Justice Kagan, writing for the 8-member majority, disagrees.  She says that the State is simply creating by law what it perceives to be the normal expectation of divorcees, that if they have failed to remove their divorced spouse as beneficiary on their policies it is undoubtedly an oversight.  Melin’s claims to the contrary in this case are immaterial, and the law certainly permitted Sveen to contact his insurer and reinstate his divorced wife as beneficiary, so it was a simple matter to correct.  Indeed, had the life insurance policy been included in the divorce settlement decree, that would have overridden the effect of the law.  Further, Sveen has lost nothing because the insurance policy was paid to his contingent beneficiaries; he has gotten what he wanted.  No significant term of the policy was altered.

If that sounds like garbage to you, it did to Gorsuch, too.  Even the majority admits that the beneficiary is a significant part of the contract, and Gorsuch would say the most significant part.  There was evidence that Sveen did not “change” the policy to “restore” the initial primary beneficiary because he was unaware that any such change was necessary–his copies named Melin, and Melin’s testimony suggests that this was what he wanted.  The notion that failing to remove a divorced spouse as beneficiary would be a simple oversight but that failing to restore such a spouse to that position without any notice that it had changed could not possibly be an oversight is completely incomprehensible.

However, even the dissent agrees that laws such as the one in Minnesota can affect subsequently purchased policies and trusts and similar financial instruments, and the majority has stated that they can be retroactive.  Quite a few states have such laws, which are an ordinary part of state regulation of the interpretation of the intent of a decedent where any point is unclear.

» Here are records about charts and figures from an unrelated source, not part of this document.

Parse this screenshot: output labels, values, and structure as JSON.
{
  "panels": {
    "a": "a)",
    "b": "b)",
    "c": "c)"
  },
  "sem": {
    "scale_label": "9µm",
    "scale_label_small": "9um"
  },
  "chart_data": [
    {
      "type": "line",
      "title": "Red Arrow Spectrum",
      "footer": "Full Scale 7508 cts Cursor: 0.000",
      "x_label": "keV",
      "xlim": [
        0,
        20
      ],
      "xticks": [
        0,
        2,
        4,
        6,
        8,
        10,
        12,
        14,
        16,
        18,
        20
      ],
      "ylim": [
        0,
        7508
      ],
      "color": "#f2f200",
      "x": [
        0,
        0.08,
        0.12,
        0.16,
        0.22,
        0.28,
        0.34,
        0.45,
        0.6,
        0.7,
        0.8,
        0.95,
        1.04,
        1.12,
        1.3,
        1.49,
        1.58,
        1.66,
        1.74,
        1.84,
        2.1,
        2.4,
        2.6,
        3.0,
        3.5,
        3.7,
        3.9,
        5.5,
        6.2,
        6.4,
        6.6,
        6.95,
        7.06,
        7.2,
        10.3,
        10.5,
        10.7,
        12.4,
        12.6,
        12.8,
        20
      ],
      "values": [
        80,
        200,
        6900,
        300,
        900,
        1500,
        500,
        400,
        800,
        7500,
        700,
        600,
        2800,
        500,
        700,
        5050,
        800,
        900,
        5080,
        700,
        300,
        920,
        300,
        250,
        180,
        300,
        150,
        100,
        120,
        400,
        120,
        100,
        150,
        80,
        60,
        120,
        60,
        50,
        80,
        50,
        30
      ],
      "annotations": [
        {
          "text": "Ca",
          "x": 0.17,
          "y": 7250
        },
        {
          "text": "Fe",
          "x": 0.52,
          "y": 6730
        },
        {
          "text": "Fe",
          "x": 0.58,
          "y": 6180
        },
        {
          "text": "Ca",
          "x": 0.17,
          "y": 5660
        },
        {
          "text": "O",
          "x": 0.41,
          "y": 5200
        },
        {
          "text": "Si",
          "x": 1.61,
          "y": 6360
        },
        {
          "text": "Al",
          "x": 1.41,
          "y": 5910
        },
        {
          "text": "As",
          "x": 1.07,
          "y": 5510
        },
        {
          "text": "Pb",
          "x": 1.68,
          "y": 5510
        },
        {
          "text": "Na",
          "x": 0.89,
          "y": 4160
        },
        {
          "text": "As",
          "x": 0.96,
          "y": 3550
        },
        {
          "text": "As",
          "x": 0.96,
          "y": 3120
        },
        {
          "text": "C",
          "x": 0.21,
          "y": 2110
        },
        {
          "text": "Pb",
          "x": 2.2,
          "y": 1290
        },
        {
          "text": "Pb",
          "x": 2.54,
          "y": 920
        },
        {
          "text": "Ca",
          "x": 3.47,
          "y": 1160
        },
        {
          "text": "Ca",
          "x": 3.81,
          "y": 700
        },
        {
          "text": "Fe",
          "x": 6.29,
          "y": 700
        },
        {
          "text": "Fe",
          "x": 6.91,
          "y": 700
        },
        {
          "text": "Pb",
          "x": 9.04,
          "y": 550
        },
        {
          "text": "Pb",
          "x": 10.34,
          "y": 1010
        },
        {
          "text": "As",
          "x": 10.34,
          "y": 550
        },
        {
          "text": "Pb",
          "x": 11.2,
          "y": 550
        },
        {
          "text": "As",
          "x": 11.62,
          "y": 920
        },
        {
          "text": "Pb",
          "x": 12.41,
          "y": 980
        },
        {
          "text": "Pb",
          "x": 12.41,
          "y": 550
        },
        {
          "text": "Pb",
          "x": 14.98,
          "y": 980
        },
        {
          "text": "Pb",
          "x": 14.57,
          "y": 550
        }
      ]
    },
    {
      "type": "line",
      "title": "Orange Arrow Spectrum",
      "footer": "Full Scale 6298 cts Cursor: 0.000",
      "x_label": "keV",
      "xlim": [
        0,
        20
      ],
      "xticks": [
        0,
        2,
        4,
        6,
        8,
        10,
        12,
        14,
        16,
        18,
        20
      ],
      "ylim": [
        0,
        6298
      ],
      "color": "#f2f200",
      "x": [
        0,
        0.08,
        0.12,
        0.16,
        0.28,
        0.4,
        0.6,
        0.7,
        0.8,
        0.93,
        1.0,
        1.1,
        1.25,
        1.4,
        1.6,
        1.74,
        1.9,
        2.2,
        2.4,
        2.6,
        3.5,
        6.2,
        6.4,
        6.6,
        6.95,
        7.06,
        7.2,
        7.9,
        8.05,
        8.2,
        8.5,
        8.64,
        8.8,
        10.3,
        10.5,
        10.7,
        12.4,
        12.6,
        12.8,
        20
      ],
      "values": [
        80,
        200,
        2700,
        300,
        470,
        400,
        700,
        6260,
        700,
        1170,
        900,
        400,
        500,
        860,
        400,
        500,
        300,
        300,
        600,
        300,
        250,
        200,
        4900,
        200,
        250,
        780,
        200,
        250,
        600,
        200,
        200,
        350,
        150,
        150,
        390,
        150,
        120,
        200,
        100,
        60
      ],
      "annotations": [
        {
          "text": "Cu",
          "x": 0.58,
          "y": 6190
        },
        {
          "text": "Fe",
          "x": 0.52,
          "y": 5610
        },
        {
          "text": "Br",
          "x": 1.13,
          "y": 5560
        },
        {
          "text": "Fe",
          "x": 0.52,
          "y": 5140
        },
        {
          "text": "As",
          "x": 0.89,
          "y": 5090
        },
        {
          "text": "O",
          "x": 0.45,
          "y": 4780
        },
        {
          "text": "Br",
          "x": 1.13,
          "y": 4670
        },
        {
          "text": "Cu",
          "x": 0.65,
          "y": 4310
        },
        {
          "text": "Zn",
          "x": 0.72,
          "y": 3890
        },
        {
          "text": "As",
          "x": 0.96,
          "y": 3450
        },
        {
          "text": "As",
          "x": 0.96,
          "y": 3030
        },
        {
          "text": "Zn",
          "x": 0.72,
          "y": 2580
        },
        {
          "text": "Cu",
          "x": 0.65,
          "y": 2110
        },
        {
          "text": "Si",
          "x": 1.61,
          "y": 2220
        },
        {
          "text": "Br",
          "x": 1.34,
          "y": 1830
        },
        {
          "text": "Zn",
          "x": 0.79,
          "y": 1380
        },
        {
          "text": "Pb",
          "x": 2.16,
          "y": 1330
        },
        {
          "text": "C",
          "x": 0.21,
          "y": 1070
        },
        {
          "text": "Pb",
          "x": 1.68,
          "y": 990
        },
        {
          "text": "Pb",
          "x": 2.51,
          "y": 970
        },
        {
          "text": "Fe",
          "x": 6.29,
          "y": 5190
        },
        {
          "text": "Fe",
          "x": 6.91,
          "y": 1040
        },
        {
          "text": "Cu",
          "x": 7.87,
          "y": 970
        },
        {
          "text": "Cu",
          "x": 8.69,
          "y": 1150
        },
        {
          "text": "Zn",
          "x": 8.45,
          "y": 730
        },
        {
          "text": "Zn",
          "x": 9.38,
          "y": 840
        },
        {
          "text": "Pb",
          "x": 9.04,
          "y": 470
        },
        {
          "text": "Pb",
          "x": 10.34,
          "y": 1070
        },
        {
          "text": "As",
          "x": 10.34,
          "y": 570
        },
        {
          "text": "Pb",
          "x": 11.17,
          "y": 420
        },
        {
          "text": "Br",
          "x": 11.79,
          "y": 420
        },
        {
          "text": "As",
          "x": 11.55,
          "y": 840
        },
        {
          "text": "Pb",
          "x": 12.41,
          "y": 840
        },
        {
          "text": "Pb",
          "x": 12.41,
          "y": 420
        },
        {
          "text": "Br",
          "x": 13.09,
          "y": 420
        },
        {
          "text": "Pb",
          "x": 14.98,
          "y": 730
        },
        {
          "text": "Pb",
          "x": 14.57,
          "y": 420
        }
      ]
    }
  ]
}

Thus the short version is this warning:  if you have gotten divorced and you have any legal instruments by which one spouse has named the other as beneficiary, and these have not been specifically assigned in the divorce decree, check to be sure that these will be treated according to your expectations and not cancelled by a state law of which you are unaware which is attempting to enforce what the legislature presumes is your actual intent despite your contractual statement otherwise.